Blocking HTTPS would be frighteningly hilarious. My employer is one of thousands of websites that utilizes HSTS, which tells web browsers to use HTTPS. Our implementation of HSTS, like lots of banks etc. is also listed with HSTSpreload, which means browsers like chrome will only ever use HTTPS with our site.
I seriously doubt Chrome or Firefox would ever be coerced into trusting a cert like that. If they did then you would see a very rapid shift away from those browsers to one or more of the open source alternatives.

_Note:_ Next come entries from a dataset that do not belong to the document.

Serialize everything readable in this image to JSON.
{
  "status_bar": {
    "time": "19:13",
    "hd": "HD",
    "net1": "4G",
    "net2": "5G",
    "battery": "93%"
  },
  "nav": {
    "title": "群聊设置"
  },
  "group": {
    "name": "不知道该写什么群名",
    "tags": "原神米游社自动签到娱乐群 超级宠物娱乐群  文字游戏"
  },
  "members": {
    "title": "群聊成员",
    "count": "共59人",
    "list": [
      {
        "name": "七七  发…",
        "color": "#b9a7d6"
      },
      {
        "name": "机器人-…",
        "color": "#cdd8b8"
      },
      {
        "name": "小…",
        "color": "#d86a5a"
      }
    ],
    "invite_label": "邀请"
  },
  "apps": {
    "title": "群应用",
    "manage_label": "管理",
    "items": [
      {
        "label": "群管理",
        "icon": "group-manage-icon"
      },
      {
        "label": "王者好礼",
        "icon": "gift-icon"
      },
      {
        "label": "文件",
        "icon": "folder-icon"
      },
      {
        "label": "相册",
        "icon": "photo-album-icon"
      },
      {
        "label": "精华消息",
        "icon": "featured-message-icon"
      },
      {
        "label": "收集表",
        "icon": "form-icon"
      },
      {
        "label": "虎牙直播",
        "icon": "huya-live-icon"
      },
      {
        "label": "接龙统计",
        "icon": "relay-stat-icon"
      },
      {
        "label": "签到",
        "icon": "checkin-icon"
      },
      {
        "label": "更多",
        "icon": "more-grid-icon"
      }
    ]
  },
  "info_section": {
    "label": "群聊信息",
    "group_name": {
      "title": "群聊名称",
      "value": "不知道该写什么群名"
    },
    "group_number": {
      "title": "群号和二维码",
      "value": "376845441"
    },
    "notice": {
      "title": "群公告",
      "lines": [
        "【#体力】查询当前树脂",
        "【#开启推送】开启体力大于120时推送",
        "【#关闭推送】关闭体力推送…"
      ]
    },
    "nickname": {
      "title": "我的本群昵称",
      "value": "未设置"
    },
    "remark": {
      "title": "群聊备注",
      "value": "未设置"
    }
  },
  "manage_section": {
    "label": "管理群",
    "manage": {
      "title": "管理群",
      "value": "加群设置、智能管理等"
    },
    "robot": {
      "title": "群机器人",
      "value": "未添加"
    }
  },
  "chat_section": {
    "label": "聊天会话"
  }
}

And any CA that issued such a cert that allowed for wholesale MITM access like that would be blacklisted by all the browsers very quickly as well. That would put the CA out of business very quickly.
Blocking HTTPS would be frighteningly hilarious. My employer is one of thousands of websites that utilizes HSTS, which tells web browsers to use HTTPS. Our implementation of HSTS, like lots of banks etc. is also listed with HSTSpreload, which means browsers like chrome will only ever use HTTPS with our site.
What if they just do MITM with a Trusted root? Does HSTS provide a method to do cert pinning?
HSTS just enforces HTTPS over HTTP.
I seriously doubt Chrome or Firefox would ever be coerced into trusting a cert like that. If they did then you would see a very rapid shift away from those browsers to one or more of the open source alternatives.
And any CA that issued such a cert that allowed for wholesale MITM access like that would be blacklisted by all the browsers very quickly as well. That would put the CA out of business very quickly.